Your friend is giving you a ride home in the early hours of Sunday morning. Your friend runs a stop sign right in front of a police officer. The police officer conducts a traffic stop; the police officer tells you and your friend that he smells marijuana coming from the vehicle and that he saw both of you making suspicious movements after he turned his lights on. The police officer asks you and your friend to exit the vehicle and proceeds to search the vehicle. The police officer finds marijuana under the front passenger seat, which is right where you were sitting. You tell the police officer you did not know it was there; regardless, he charges you with possession of marijuana. Are you really guilty of possession of marijuana?If taken to trial, the State would have to prove beyond a reasonable doubt that you knowingly or intentionally possessed marijuana, a controlled substance, and that you knew the possessed substance was marijuana, a controlled substance, before you could be found guilty of this crime. To prove that you possessed the marijuana, the State can either show you were in actual possession of the marijuana or constructive possession of the marijuana. Actual possession of marijuana means direct physical control over the marijuana. Constructive possession of marijuana is both knowledge of the marijuana and the authority or right to control it. Since the marijuana was not found on your person, the State would have to prove that you constructively possessed the marijuana. At trial, the State will argue that several factors show that you constructively possessed the marijuana. Some of these factors include:
(1) any incriminating statements you made;
(2) any incriminating actions you made;
(3) whether the marijuana was near or among your personal belongings;
(4) whether your fingerprints were on the package containing the marijuana;
(5) whether the marijuana was found on the same side of the vehicle or immediately next to you;
(6) whether you were the owner of the vehicle;
(7) whether the marijuana was in plain view.

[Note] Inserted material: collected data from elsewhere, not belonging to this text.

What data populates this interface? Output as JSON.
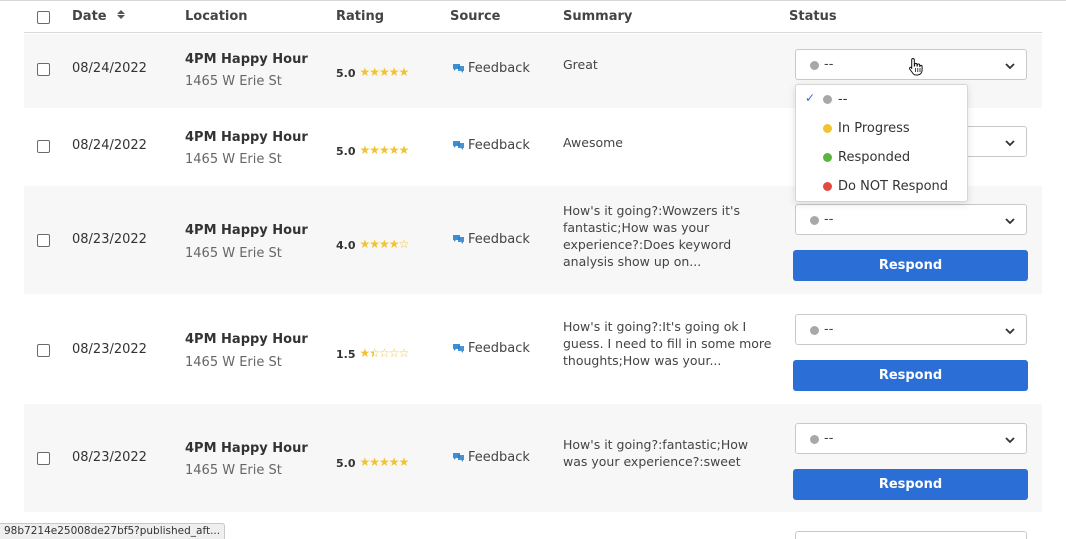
{
  "header": {
    "date": "Date",
    "location": "Location",
    "rating": "Rating",
    "source": "Source",
    "summary": "Summary",
    "status": "Status"
  },
  "rows": [
    {
      "date": "08/24/2022",
      "location_name": "4PM Happy Hour",
      "location_address": "1465 W Erie St",
      "rating": "5.0",
      "stars": 5,
      "source": "Feedback",
      "summary": "Great",
      "status": "--",
      "respond_label": ""
    },
    {
      "date": "08/24/2022",
      "location_name": "4PM Happy Hour",
      "location_address": "1465 W Erie St",
      "rating": "5.0",
      "stars": 5,
      "source": "Feedback",
      "summary": "Awesome",
      "status": "--",
      "respond_label": ""
    },
    {
      "date": "08/23/2022",
      "location_name": "4PM Happy Hour",
      "location_address": "1465 W Erie St",
      "rating": "4.0",
      "stars": 4,
      "source": "Feedback",
      "summary": "How's it going?:Wowzers it's fantastic;How was your experience?:Does keyword analysis show up on...",
      "status": "--",
      "respond_label": "Respond"
    },
    {
      "date": "08/23/2022",
      "location_name": "4PM Happy Hour",
      "location_address": "1465 W Erie St",
      "rating": "1.5",
      "stars": 1.5,
      "source": "Feedback",
      "summary": "How's it going?:It's going ok I guess. I need to fill in some more thoughts;How was your...",
      "status": "--",
      "respond_label": "Respond"
    },
    {
      "date": "08/23/2022",
      "location_name": "4PM Happy Hour",
      "location_address": "1465 W Erie St",
      "rating": "5.0",
      "stars": 5,
      "source": "Feedback",
      "summary": "How's it going?:fantastic;How was your experience?:sweet",
      "status": "--",
      "respond_label": "Respond"
    }
  ],
  "status_dropdown": {
    "options": [
      {
        "label": "--",
        "color": "#a8a8a8",
        "selected": true
      },
      {
        "label": "In Progress",
        "color": "#f2c230",
        "selected": false
      },
      {
        "label": "Responded",
        "color": "#5bb53c",
        "selected": false
      },
      {
        "label": "Do NOT Respond",
        "color": "#e04a3f",
        "selected": false
      }
    ]
  },
  "url_tooltip": "98b7214e25008de27bf5?published_aft...",
  "colors": {
    "accent": "#2b6fd6",
    "star": "#f2c230",
    "feedback_icon": "#3b8fd6"
  },
  "icons": {
    "sort": "sort-icon",
    "feedback": "feedback-icon",
    "chevron": "chevron-down-icon",
    "check": "check-icon",
    "cursor": "hand-cursor-icon"
  }
}
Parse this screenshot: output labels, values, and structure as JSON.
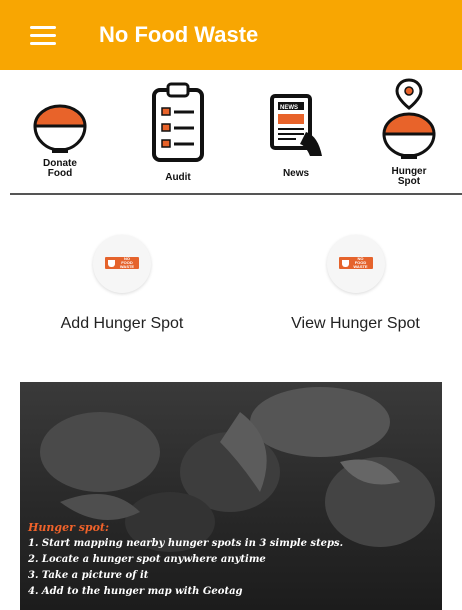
{
  "appbar": {
    "title": "No Food Waste",
    "color": "#f8a602"
  },
  "nav": [
    {
      "label_line1": "Donate",
      "label_line2": "Food",
      "icon": "food-bowl-icon"
    },
    {
      "label_line1": "Audit",
      "label_line2": "",
      "icon": "clipboard-checklist-icon"
    },
    {
      "label_line1": "News",
      "label_line2": "",
      "icon": "newspaper-icon"
    },
    {
      "label_line1": "Hunger",
      "label_line2": "Spot",
      "icon": "hunger-spot-pin-icon"
    }
  ],
  "actions": {
    "add_label": "Add Hunger Spot",
    "view_label": "View Hunger Spot",
    "logo_text": "NO FOOD WASTE"
  },
  "banner": {
    "title": "Hunger spot:",
    "lines": [
      "1. Start mapping nearby hunger spots in 3 simple steps.",
      "2. Locate a hunger spot anywhere anytime",
      "3. Take a picture of it",
      "4. Add to the hunger map with Geotag"
    ]
  },
  "colors": {
    "accent": "#f8a602",
    "bowl": "#e8632a",
    "logo": "#e5632c"
  }
}
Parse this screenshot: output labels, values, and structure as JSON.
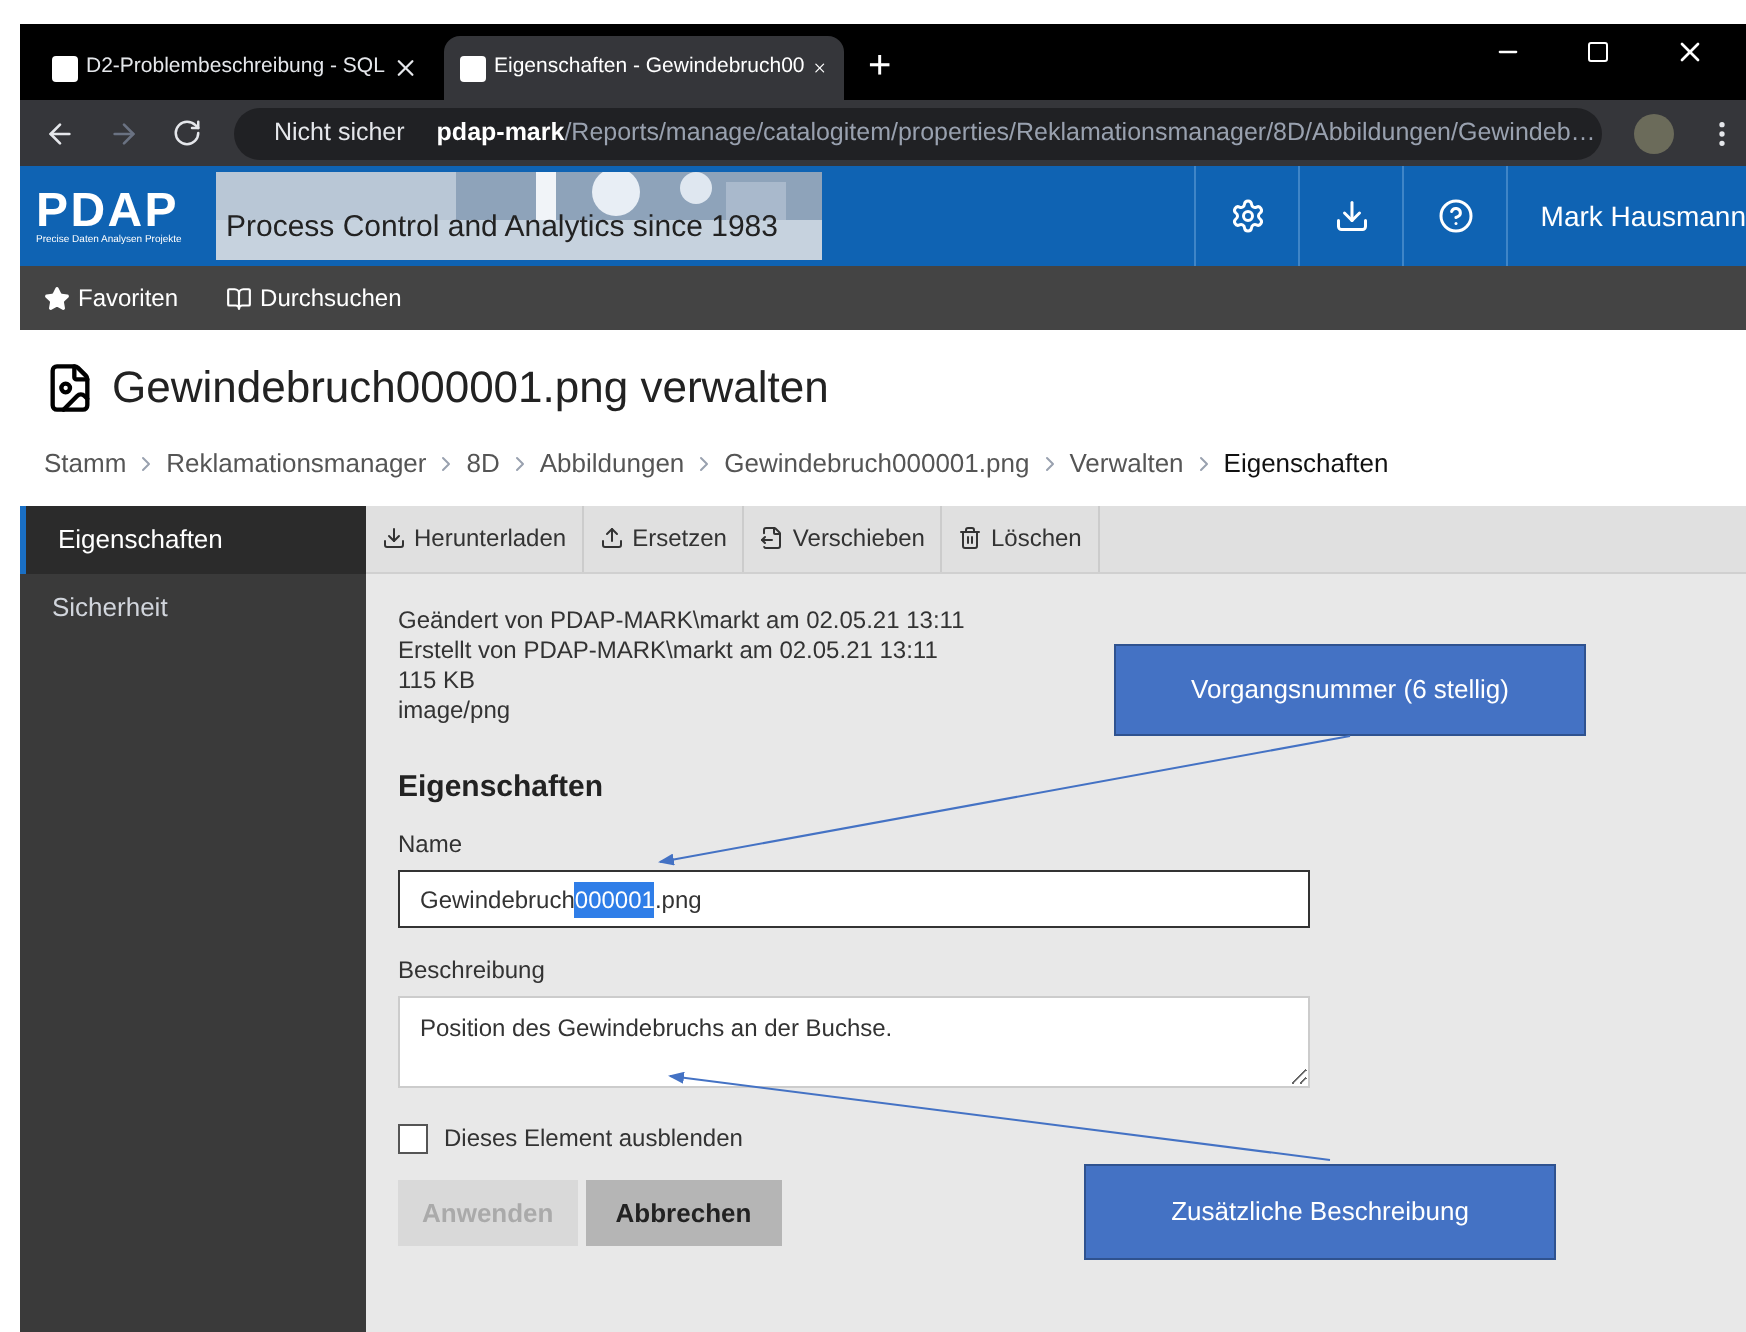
{
  "browser_tabs": [
    {
      "title": "D2-Problembeschreibung - SQL",
      "selected": false
    },
    {
      "title": "Eigenschaften - Gewindebruch00",
      "selected": true
    }
  ],
  "new_tab": "+",
  "address": {
    "security": "Nicht sicher",
    "host": "pdap-mark",
    "path": "/Reports/manage/catalogitem/properties/Reklamationsmanager/8D/Abbildungen/Gewindeb…"
  },
  "header": {
    "logo": "PDAP",
    "logo_tagline": "Precise Daten Analysen Projekte",
    "banner_text": "Process Control and Analytics since 1983",
    "user": "Mark Hausmann"
  },
  "nav": [
    "Favoriten",
    "Durchsuchen"
  ],
  "page_title": "Gewindebruch000001.png verwalten",
  "breadcrumbs": [
    {
      "label": "Stamm",
      "current": false
    },
    {
      "label": "Reklamationsmanager",
      "current": false
    },
    {
      "label": "8D",
      "current": false
    },
    {
      "label": "Abbildungen",
      "current": false
    },
    {
      "label": "Gewindebruch000001.png",
      "current": false
    },
    {
      "label": "Verwalten",
      "current": false
    },
    {
      "label": "Eigenschaften",
      "current": true
    }
  ],
  "sidebar": [
    {
      "label": "Eigenschaften",
      "selected": true
    },
    {
      "label": "Sicherheit",
      "selected": false
    }
  ],
  "toolbar": [
    {
      "kind": "download",
      "label": "Herunterladen"
    },
    {
      "kind": "upload",
      "label": "Ersetzen"
    },
    {
      "kind": "move",
      "label": "Verschieben"
    },
    {
      "kind": "delete",
      "label": "Löschen"
    }
  ],
  "meta": [
    "Geändert von PDAP-MARK\\markt am 02.05.21 13:11",
    "Erstellt von PDAP-MARK\\markt am 02.05.21 13:11",
    "115 KB",
    "image/png"
  ],
  "section_title": "Eigenschaften",
  "name_field": {
    "label": "Name",
    "value_before": "Gewindebruch",
    "value_selected": "000001",
    "value_after": ".png"
  },
  "description_field": {
    "label": "Beschreibung",
    "value": "Position des Gewindebruchs an der Buchse."
  },
  "hide_checkbox": {
    "label": "Dieses Element ausblenden",
    "checked": false
  },
  "buttons": [
    {
      "label": "Anwenden",
      "disabled": true
    },
    {
      "label": "Abbrechen",
      "disabled": false
    }
  ],
  "callouts": [
    "Vorgangsnummer (6 stellig)",
    "Zusätzliche Beschreibung"
  ]
}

The State will also highlight any other circumstances linking you to the marijuana.
Conversely, you can use these same factors to show you were not in possession of the marijuana. For instance, you can argue that the vehicle was not your vehicle; that you did not have exclusive control of the vehicle; that you were only getting a ride in the vehicle; that you did not know that the marijuana was under your seat; and that the marijuana was not in plain view. Ultimately, the jury will decide whether the evidence shows beyond a reasonable doubt that you constructively possessed the marijuana and whether you knew the controlled substances was marijuana, a controlled substance. If they do, you will be guilty of this charge.
If you are charged with possession of marijuana or any other criminal charge, it is recommended to seek out a trusted attorney to represent you and to determine your possible defenses.